Her Megness throws a late flag: Eleven days after the Sacramento Bee published an investigation about Meg Whitman‘s lack of a voting record, nine days after she slogged through an excruciating press conference on the subject, and a week after she started granting interviews about it – without challenging a single assertion in the piece – eMeg has now decided the story was wrong.

In a widely circulated letter, and backed up by right-wing yakker Hugh Hewitt , Whitman communications director Tucker Bounds demands the Bee publish a correction and a partial retraction. We’ll leave it to Team Whitman and Bee editors to sort that out with a few brief observations:

1-In his letter, Bounds says that eMeg registered in Santa Clara County on  Feb. 8, 1999 and that the affidavit number for her registration is 70CE223397. But when Calbuzz called the county registrar to confirm that, we were told there is no such record. “We don’t have any of those combinations of numbers in the record,” said voting clerk Roselle Ricafort. “We can’t find any trace…even in the microfiche.”

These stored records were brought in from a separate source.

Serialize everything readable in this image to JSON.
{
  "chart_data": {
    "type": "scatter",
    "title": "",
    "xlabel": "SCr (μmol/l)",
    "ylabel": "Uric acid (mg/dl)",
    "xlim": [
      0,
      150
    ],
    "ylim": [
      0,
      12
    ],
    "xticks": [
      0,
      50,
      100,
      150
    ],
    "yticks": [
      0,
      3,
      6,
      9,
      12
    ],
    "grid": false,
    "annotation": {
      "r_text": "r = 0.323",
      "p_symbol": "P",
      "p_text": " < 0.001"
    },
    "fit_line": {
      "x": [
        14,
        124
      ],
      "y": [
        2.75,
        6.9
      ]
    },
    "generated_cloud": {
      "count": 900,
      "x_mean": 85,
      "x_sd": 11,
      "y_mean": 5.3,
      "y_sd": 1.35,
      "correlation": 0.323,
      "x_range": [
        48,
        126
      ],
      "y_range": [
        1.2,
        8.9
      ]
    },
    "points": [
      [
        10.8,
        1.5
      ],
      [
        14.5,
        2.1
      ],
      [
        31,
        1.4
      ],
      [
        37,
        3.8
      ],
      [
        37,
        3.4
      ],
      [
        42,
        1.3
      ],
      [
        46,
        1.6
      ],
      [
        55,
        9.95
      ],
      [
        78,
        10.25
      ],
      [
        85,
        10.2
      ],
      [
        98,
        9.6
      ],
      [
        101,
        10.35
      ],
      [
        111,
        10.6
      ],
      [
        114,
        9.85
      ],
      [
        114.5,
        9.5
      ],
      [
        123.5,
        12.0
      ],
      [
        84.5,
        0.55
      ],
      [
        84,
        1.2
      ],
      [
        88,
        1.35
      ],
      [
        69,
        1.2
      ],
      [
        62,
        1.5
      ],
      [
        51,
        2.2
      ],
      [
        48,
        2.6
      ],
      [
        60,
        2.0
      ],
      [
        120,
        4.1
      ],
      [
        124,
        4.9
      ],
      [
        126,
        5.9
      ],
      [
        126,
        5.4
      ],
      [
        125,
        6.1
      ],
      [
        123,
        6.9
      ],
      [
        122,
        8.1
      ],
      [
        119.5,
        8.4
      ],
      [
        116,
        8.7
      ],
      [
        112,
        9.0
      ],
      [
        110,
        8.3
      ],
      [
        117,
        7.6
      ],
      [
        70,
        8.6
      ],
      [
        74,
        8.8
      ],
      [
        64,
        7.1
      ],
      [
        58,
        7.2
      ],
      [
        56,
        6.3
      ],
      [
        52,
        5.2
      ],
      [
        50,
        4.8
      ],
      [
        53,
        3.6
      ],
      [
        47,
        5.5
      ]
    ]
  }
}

(Sez eMeg flack, the volcanic Sarah Pompei: “Meg’s voter registration affidavit number was lifted directly from the 1999 Santa Clara County voter roll, and had been confirmed by our campaign team – twice. After triple-checking the registration with the Santa Clara County elections office on previous occasions, we’re confident that Meg was registered and confident that we did more verification work than the Sacramento Bee”).

2-Even if such a registration exists, it does not explain the issue we’ve been harping on – why eMeg told the Republican convention last winter that she registered in 1998 as a Decline to State independent and then offered an elaborate explanation to back up the claim,  despite the lack of evidence about her alleged predicate action.

3-If Whitman had questions about the Bee report, why did she wait nearly two weeks to raise them, particularly after fielding reporters’ questions on the subject, in some cases with answers that conflict with what the campaign said yesterday?

We’re just sayin’.

This just in, 10/7 in the afternoon: “Republican candidate Meg Whitman was registered to vote in Santa Clara County for nine months in 1999, Santa Clara elections officials said today, admitting that they supplied inaccurate information to The Bee and other news organizations on the issue.” The Sacramento Bee corrects the record and we’re happy to link.


Merc fails to deliver: We were excited when we saw the headline: “Can Meg Whitman’s eBay success translate in Sacramento?” on a story by old pals Ken McLaughlin and Pete Carey – especially because Pete is one of the last great investigative reporters still working in California. But the story never even came close to answering the question in the headline or even to backing up this nut graf:

“While her corporate track record suggests that Whitman would bring a new brand of leadership to state government, it also makes clear she has never faced anything quite like the political dysfunction that grips the Golden State.” We at Calbuzz are prepared to believe that, but the Merc never demonstrated it – there was nothing in the article comparing what Meg did at eBay or anywhere else to what she’d have to do in Sacramento.

And it looked to us that there was a lot more in Pete’s notebook that didn’t make it into the story about Meg’s acceptance of “friends and family” stock from Goldman Sachs, with whom she was a private client and made $1.78 million – after she hired Goldman to take eBay public in 1998. Whitman was later named in a congressional report that called the IPO system rigged and corrupt. We wanted more: the Merc is the paper of record for eMeg and they should unload what they’ve got and not pussyfoot around about the ethical charges – which this story did.